The 2012 Diabetic Alert Dog Training Conference
I was privileged to attend the 2012 DAD Training Conference at Wildrose Kennels a week ago. As a professional Labrador breeder/trainer, I came away highly motivated, encouraged and energized. As a relative newcomer to this training niche, I was eager to meet other trainers who had already placed successful DAD dog/handler teams. My hope was to glean from their experience and knowledge base, and to fill in the gaps in my knowledge.
I was not disappointed. Rachel Thornton was very gracious, and made a point of introducing me to other trainers that came to the conference. She shared her inspirational story, and the many lessons she learned as a pioneer in the DAD training arena. In the span of a few short years, she has progressed from being a mom without dog training experience to a highly respected dog trainer with deep insight and a passion to help others produce high-quality Diabetic Alert Dogs.

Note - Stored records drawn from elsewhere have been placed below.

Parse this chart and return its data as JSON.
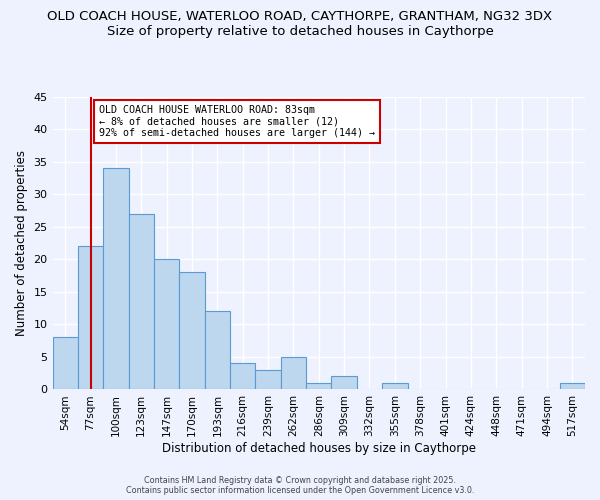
{
  "title_line1": "OLD COACH HOUSE, WATERLOO ROAD, CAYTHORPE, GRANTHAM, NG32 3DX",
  "title_line2": "Size of property relative to detached houses in Caythorpe",
  "xlabel": "Distribution of detached houses by size in Caythorpe",
  "ylabel": "Number of detached properties",
  "bar_labels": [
    "54sqm",
    "77sqm",
    "100sqm",
    "123sqm",
    "147sqm",
    "170sqm",
    "193sqm",
    "216sqm",
    "239sqm",
    "262sqm",
    "286sqm",
    "309sqm",
    "332sqm",
    "355sqm",
    "378sqm",
    "401sqm",
    "424sqm",
    "448sqm",
    "471sqm",
    "494sqm",
    "517sqm"
  ],
  "bar_values": [
    8,
    22,
    34,
    27,
    20,
    18,
    12,
    4,
    3,
    5,
    1,
    2,
    0,
    1,
    0,
    0,
    0,
    0,
    0,
    0,
    1
  ],
  "bar_color": "#bdd7ee",
  "bar_edge_color": "#5b9bd5",
  "ylim": [
    0,
    45
  ],
  "yticks": [
    0,
    5,
    10,
    15,
    20,
    25,
    30,
    35,
    40,
    45
  ],
  "vline_x": 1,
  "vline_color": "#cc0000",
  "annotation_title": "OLD COACH HOUSE WATERLOO ROAD: 83sqm",
  "annotation_line2": "← 8% of detached houses are smaller (12)",
  "annotation_line3": "92% of semi-detached houses are larger (144) →",
  "footer_line1": "Contains HM Land Registry data © Crown copyright and database right 2025.",
  "footer_line2": "Contains public sector information licensed under the Open Government Licence v3.0.",
  "background_color": "#eef2ff",
  "plot_background": "#eef2ff"
}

Visiting with other trainers, it was helpful to compare training models, methodologies and philosophies.
Getting acquainted with existing DAD dog/handler teams was extremely valuable, and it was inspirational to see those teams in action. Those teams will be valuable resources to trainers like us, and we look forward to benefitting from their own experiences with dogs in service.
I particularly appreciate a discussion regarding use of volunteers who are diabetics themselves. The concept of using these diabetic volunteers to help the prospective DAD make the transition to live alerts makes a lot of sense. This model allows us to proof the dog in advance of placement, documenting the dog’s success with BG logs and the corresponding alerting log of the DAD-in-training.
We spent considerable time (as trainers) discussing appropriate screening of DAD candidates. Integrating a service dog into the already busy (and stressful) lifestyle is not realistic for many diabetics or their families. Not every family is prepared for the level of responsibility or commitment to continued training necessary for a successful DAD dog/handler team. As trainers, we all agreed that proper pairing of DADs and diabetic candidates was crucial.
Collectively, the volume of DAD inquiries we have all received is enormous. In the case of Brooks Labradors, 115 candidates have completed our online Questionnaire in 5 months… Simply screening and following up on these inquiries is somewhat overwhelming. Long term, there may be merit in some national-scale database of DAD candidates to facilitate matching of suitable candidates with reputable trainers in their own region.
We also discussed how non-profit organizations will play a big role in making DADs available to the people who need them. Professional trainers are generally for-profit businesses… which means that to stay in business, we can’t be “upside down.” So ultimately trainers will need to be able to set price-points where they need them to be (to stay in business). At the same time, the net cost to the diabetic needs to be at a level that they can feasibly afford. The only way close that gap is with the help of non-profit organizations.
We’re grateful to Mike Stewart, Rachel Thornton and the staff of Wildrose Kennels for their hospitality. I look forward to building on our new trainer relationships. Collectively we have the opportunity to significantly enhance the safety and quality of life of diabetics and their families. It’s a great job for great dogs, and I left the conference feeling like we’re now networked with other ethical trainers who share our heart to make a difference.